Pero ¿qué significa ese “sí”? No es un “sí” que quiera lo no íntegro.

No. Es un “sí” que incluso ante la mayor falta de integridad distingue las leyes internas adecuadas. Algo así como: “no podría ser de otra manera”. El cartel de protesta no es en sí mismo una obra de arte. Pero ¿y Picasso? En absoluto se puede decir que nos ofrezca un mundo reconfortante. ¿Aún se puede hacer hoy en día arte religioso? Lo dudo. Chagall lo consiguió, pero, en cierto sentido, Chagall seguía una corriente oriental.

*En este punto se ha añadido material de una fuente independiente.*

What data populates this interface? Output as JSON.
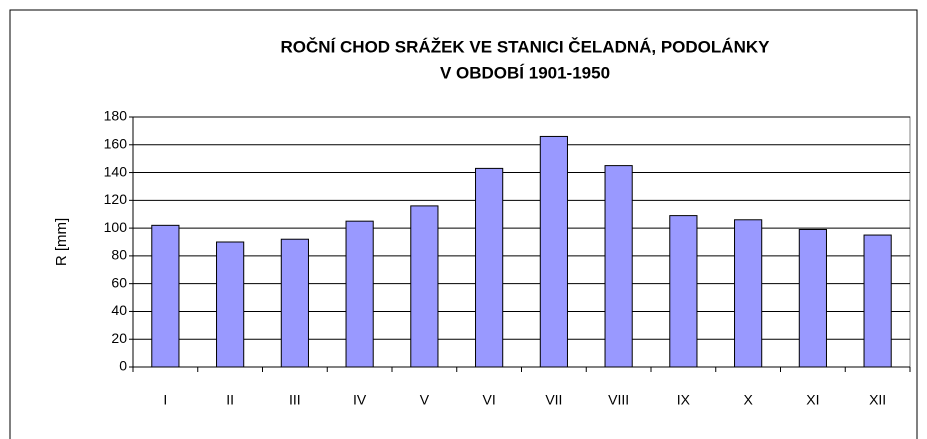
{
  "chart_data": {
    "type": "bar",
    "title": [
      "ROČNÍ CHOD SRÁŽEK VE STANICI ČELADNÁ, PODOLÁNKY",
      "V OBDOBÍ 1901-1950"
    ],
    "y_label": "R [mm]",
    "categories": [
      "I",
      "II",
      "III",
      "IV",
      "V",
      "VI",
      "VII",
      "VIII",
      "IX",
      "X",
      "XI",
      "XII"
    ],
    "values": [
      102,
      90,
      92,
      105,
      116,
      143,
      166,
      145,
      109,
      106,
      99,
      95
    ],
    "color": "#9999ff",
    "ylim": [
      0,
      180
    ],
    "yticks": [
      0,
      20,
      40,
      60,
      80,
      100,
      120,
      140,
      160,
      180
    ],
    "grid": true
  }
}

¿Y en las demás artes? En cualquier caso, siempre he encontrado este elemento afirmativo. Me resulta más difícil hablar de la música, porque no tengo suficientes conocimientos de música. Pero sí he visto cómo un compositor como Webern, con quien la música moderna consiguió triunfar en Alemania después de la Segunda Guerra Mundial, logró una concentración, una concisión, una economía expresiva, a la que la música clásica no había sabido aproximarse hasta entonces. Esa concisión es cada vez más frecuente en el arte: las cosas se reducen a lo mínimo. Y si se trata de un buen artista, su arte tendrá tanta expresividad como antes el arte de la plenitud.

Es un error decir que lo “no íntegro” tendría que estar ahí. Puede ser presentado, pues precisamente por eso es siendo. Es una promesa, una indicación. Tal como dijo Rilke acerca de las catedrales: “Esto estuvo en pie alguna vez entre los hombres.” Pues bien, así sigue en pie entre los hombres. No sólo una iglesia, sino un pintor o un compositor: ¡cómo transmiten tensiones! Acaso se trate de ruido, desarmonía, pero de tal forma que uno dice: “¡Otra vez, por favor, otra vez!” Y luego, lenta, muy lentamente veo acercarse a mí una ley interna, una inmensa profundidad cualitativa. De ahí que lo haya titulado: so wahr, so seiend.

 

¿Lo “no verdadero” es siempre lo “no siendo”?

Lo no verdadero es el mundo reproducido, el mundo meramente fotografiado, aunque, por supuesto, en la fotografía también es posible el arte. Recientemente tuve la oportunidad de ver una toma muy hermosa de Sierra Nevada, o eso creo. ¡No!, era de California. Una fotografía muy bonita. Apenas podía creer que no fuera un cuadro.